Probably the most surprising element of the SNDI document is that it really doesn’t single out a palm oil as a major source of imported deforestation. France’s government has paid close attention to well-established EU research that points out beef, soy and maize are much larger sources of deforestation than palm oil.

However, the strategy itself does appear as though it will be a long-term, publicly funded lobbying campaign against imported products, including palm oil. This is particularly the case given the very broad definition given to ‘imported deforestation’. This broad definition is likely to mean one thing: protectionism. The looser the definition of deforestation, the more imported commodities it can capture, particularly when France finished its own massive process of deforestation more than 200 years ago.

This document has longer term significance. The EU appears to be gearing up to push its ‘Action Plan on Deforestation’ – which has similar objectives, i.e. reducing the ‘deforestation footprint’ of the EU – towards the end of the year.

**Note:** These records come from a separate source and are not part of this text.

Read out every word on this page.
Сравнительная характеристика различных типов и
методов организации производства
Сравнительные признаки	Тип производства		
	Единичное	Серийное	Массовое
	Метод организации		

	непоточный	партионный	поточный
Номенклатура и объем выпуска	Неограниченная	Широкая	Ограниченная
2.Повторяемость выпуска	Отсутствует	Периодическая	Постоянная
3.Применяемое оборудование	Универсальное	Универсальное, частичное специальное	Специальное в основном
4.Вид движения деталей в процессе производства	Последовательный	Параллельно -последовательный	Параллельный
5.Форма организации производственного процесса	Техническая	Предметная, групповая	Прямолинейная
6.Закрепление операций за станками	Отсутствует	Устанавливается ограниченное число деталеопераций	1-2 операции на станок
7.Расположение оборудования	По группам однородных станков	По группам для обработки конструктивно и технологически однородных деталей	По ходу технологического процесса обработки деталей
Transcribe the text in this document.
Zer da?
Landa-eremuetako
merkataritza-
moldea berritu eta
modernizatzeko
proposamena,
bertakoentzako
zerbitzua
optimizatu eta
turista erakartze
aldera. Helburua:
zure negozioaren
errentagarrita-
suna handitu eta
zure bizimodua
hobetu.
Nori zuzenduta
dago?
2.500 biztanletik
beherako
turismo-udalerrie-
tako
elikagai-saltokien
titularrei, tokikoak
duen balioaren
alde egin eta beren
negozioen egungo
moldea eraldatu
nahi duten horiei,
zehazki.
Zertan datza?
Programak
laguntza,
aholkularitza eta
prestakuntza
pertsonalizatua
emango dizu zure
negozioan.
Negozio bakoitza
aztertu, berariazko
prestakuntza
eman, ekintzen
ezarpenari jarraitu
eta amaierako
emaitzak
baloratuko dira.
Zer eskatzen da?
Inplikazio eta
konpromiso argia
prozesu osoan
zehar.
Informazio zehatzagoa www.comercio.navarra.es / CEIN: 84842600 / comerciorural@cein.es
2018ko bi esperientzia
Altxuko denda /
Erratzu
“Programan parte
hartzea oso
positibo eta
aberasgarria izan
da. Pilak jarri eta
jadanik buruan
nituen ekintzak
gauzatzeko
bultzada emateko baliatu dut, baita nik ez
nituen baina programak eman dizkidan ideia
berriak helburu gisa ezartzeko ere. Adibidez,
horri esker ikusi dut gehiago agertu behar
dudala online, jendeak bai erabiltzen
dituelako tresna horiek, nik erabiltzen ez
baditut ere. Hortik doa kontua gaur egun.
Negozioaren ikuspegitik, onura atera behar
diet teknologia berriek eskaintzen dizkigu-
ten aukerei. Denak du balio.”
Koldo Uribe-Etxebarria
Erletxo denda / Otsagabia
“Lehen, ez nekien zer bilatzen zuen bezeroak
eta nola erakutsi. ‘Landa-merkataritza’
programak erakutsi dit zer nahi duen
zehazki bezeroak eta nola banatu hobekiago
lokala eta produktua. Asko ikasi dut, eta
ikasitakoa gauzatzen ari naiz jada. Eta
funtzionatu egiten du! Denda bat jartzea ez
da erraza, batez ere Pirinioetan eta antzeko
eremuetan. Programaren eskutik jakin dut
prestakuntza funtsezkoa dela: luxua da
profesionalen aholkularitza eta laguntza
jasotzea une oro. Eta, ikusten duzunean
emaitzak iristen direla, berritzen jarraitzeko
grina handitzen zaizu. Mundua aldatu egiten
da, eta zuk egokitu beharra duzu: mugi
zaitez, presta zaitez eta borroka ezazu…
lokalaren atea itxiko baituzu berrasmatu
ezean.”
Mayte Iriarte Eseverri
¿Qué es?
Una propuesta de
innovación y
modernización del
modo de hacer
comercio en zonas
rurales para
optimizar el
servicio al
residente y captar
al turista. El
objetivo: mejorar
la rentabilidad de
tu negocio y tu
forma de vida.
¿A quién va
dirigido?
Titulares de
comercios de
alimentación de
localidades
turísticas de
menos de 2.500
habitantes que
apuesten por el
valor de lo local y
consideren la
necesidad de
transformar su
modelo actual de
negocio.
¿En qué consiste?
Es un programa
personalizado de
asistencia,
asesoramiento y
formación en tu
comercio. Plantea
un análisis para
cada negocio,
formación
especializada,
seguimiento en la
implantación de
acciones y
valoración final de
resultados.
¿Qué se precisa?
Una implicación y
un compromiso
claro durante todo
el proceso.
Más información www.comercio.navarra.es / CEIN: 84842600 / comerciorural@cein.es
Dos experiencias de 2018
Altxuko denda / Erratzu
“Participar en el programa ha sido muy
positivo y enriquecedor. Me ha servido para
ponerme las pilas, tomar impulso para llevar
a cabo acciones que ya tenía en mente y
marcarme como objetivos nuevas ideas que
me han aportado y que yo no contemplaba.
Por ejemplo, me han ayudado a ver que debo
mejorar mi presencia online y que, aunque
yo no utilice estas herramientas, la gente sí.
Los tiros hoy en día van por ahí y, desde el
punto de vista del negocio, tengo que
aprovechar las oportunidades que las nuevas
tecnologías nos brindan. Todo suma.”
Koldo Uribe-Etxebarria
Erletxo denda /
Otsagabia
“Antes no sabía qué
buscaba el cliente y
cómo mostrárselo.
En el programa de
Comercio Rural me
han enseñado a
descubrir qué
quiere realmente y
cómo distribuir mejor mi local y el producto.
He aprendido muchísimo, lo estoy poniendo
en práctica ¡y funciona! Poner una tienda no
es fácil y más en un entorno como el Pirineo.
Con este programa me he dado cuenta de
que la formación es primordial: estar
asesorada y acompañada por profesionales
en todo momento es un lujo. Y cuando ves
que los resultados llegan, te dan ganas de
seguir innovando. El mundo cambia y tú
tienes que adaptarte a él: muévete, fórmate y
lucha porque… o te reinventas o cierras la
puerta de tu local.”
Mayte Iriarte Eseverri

The SNDI document will undoubtedly inform what the EU does next.


And finally, The Ecologist …

UK-based portal The Ecologist has published the kind of broadside against palm oil that we haven’t seen since 2008. The authors behind the piece even lay down the Greenpeace-sourced ‘football fields’ meme: “A football pitch sized patch of rainforest is lost every 25 seconds and 24 million hectares were destroyed in Indonesia alone between 1990 and 2015.”

There are several problems with this statistic.

First, the ’25 seconds’ part of the meme fails to mention that this refers only to Indonesia.  Other palm oil producers – such as Malaysia – have stable forest cover. This is well known.

Second, it implies that all of this deforestation is due to palm oil, and this simply isn’t the case.

The statistic is sourced from Indonesian government sources, but it’s only 11 per cent of the story. Here’s what the European Commission published on this earlier in the year:

Estimates for the proportion of deforestation caused by the expansion of oil palm cultivation in Indonesia range from 11% (between 2000 and 2010) to a maximum of 16% (between 1990 and 2005).

And here’s what else they wrote:

…55% of overall tree cover loss within Indonesia between 2000-2015 occurred within legal concessions, of which approximately 1.5 million hectares (one third of the total) was contributed by palm oil. The remaining 45% of tree cover loss took place outside legal concessions.

Implying that palm oil is the main source of deforestation in Southeast Asia – or anywhere else in the world – is simply inexcusable. It is not remotely constructive in the sustainability debate.